All of a sudden, an aunty (a better introduction would my Mathematics teachers wife and mother of another classmate of mine, Jyoti) yelled on top of her voice and ensuring every single soul present at the occasion hears it, “Richa tum itni badi ho gayi hai (Richa, has your stature increased that much)?” I was shell-shocked, stunned, bowled over. Dude, I simply greeted her and given her a cup of teas, and how is that related to my being anything. Was that a crime? Within a second my brain scanned on almost all the possibilities for that comment. I was still gaping at her when she added, “Tum Jyoti ko bulane ka message message bheji thi, ek call nahi kar sakti thi kya (You could have ringed Jyoti instead of sending her a message)?”

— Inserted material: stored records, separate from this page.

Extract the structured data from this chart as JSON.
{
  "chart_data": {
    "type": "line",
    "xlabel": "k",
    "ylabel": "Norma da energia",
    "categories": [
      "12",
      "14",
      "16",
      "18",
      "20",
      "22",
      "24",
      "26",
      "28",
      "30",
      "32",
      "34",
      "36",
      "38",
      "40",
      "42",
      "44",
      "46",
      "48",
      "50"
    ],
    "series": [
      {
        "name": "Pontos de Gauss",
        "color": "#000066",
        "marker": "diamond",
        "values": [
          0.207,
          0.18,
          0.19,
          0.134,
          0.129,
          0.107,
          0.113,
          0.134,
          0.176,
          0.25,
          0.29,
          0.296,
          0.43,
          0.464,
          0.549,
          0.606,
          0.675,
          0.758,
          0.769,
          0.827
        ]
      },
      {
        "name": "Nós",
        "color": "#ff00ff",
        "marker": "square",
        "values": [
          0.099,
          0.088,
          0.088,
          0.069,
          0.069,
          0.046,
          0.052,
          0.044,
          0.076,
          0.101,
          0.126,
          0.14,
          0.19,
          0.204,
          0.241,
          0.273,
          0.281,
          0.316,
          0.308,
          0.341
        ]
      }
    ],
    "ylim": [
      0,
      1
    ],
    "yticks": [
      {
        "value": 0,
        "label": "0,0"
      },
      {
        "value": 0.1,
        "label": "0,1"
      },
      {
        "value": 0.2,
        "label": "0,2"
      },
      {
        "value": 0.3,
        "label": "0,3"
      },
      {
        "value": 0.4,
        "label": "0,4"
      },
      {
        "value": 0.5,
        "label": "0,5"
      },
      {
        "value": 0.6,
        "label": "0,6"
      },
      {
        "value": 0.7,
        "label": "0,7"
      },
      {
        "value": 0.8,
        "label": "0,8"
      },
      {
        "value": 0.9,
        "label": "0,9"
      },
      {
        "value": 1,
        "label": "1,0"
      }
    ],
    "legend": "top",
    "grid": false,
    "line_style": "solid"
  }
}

Another shock, when did I sent a message? I simply asked, “Kaun sa message (which message)?” She started ranting in her ever rising voice, “B.K.Singh ki misses boli kit tum Jyoti ko bulayi hai. Jab se Jyoti ayi hai tab se uska tabiyat kharab hai aur who ghar se bahar bhi nahi nikli hai…Blah…Blah… (Mrs. B.K.Singh said that you had called Jyoti home. Since the time she has come back, she is not keeping well and has not stepped out of the house…)” I barged in, “Aunty, pehla to mujhe malum nahi tha ki Jyoti ayi hui hai aur dusra maine koi message nahi bhijwaya tha kisi se (Aunty, firstly I never knew Jyoti has also come and secondly I never sent any message from anyone).” On that, she continued her sing-song about her daughter and her bad health.
My mom was with me but was sitting in the far corner busy in conversation with someone else. So she missed the first half of this controversial discussion. She started to ask me about what happened. I simply told her nothing much as she already sounded pissed at her sing-song with me too being a part of the subject. If not done that way, she would turned Seema’s house into a battle ground for Jyoti’s mother cribbing anything about me and the other woman is sort of a fight monger. Of course, my Mom is possessive about me, I’m her first born.
As a matter of fact, I was surprised at my response there – calm and calculated. The matter could have worsened and lead to a huge fight if I would have said anything on the nastier side. For the first time in my life, I really responded to a situation instead of reacting to it. If this should have happened some years back, I would have humiliated that woman by blurting out some not so good remarks. That reaction would have shut her trap but probably later other women would have snickered about it behind my mom’s back for my rude behavior.
I realized that I’ve mellowed down a lot, learnt calm after so many adventurous happenings in my life. The sea finally learnt that despite all the power she possesses, she can’t break the shore – she has to come back. I have not given up fighting at all, but have learnt how to strategize and hit back.